Read early this morning in a daily devotional:
“You are able to grow a greater love when you lay down your agenda in prayer and pick it up by faith and in love. Beware of ignoring thoughtful questions from the wise and becoming a fool by thinking you have all the answers. A greater love gives up control for the greater good of faithful friends.”
Don’t kid yourself. We’ve all made pleasant with serene, gracious smiles while privately believing ourselves to be brighter and sharper and more talented than anyone around us.
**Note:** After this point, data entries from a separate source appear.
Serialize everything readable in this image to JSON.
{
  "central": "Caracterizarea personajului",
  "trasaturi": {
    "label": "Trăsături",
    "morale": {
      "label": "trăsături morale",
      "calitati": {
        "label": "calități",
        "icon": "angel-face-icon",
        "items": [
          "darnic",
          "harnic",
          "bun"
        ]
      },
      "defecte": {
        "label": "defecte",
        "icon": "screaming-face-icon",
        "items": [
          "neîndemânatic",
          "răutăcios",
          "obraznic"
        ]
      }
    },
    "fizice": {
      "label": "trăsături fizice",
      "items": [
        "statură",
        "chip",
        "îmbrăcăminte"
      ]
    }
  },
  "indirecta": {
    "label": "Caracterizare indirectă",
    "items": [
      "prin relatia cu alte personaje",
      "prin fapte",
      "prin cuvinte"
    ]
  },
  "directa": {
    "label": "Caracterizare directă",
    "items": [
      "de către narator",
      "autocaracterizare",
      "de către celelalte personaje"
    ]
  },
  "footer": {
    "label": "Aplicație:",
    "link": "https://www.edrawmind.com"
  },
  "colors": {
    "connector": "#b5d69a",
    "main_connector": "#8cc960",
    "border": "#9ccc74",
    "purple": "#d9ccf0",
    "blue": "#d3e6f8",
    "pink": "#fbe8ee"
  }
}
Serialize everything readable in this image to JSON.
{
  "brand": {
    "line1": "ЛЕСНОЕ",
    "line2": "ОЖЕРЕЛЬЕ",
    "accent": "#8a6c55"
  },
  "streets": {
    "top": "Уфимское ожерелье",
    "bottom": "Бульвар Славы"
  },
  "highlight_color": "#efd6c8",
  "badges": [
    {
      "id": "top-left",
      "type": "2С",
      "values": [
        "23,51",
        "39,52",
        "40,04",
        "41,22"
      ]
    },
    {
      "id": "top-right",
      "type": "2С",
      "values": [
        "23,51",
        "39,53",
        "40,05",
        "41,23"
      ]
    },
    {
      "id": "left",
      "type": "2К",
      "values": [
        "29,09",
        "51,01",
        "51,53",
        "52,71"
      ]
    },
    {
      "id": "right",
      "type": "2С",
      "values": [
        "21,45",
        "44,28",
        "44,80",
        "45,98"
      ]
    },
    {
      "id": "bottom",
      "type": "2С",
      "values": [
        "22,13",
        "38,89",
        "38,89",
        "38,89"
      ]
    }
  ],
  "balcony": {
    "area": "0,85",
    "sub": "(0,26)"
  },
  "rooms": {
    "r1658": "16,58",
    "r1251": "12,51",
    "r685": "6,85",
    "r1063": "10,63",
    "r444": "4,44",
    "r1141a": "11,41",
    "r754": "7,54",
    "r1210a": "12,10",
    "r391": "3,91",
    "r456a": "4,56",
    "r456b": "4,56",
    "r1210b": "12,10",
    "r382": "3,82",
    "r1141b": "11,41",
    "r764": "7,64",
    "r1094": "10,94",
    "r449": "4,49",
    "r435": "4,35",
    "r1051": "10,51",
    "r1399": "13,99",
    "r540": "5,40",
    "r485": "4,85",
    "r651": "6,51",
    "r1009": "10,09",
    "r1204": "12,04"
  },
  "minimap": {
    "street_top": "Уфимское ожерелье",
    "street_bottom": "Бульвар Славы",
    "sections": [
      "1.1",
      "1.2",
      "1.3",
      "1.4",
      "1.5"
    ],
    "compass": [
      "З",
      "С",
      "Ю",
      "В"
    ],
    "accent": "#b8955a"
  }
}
You’ve looked around, seeing the same people being picked and pressed into multiple roles. You’ve thought, “No way can they be the best we have at that many things. And who’s going unused in all of it? Why are gifts and talents being wasted?” Good men and women get tired. Disappointed. Discouraged.
I get it. Good leaders size up their available team and quickly decide who’ll step up. Having set that mental template, it’s just easier to
- go with the flow
- not rock the boat
- dance with who ya brung
People are sharper than you think. They know when they’re being overlooked.
Leaders have their agendas, too. They’re no easier to lay down than yours or mine. It’s just simpler to recycle the same people than be on the hunt for new talent and develop it. And yet Jesus said there’s no higher indication of His love than to lay ‘me’ and ‘my’ down in favor of others.
Laying down your agenda, spreading it out before God’s perfect Timeless eye, is humbling. There’s a big difference between, “Now, God, here’s my plan . . .” and “Okay, Lord–what’s YOUR plan, what part do you want me to play, and who else do You want on this team?” https://teamgantt.com
And the waiting? Oh, the waiting . . .
“Oh, oKAY-uh! My agenda. Right there. On the floor! Okay?”
Right. But that’s only half the equation. There’s the follow-through of picking it up, by faith and in love toward all concerned, after God’s finished reworking it.
It really is a matter of control.
And God’s the only one who ought to be getting His way in everything we’re doing.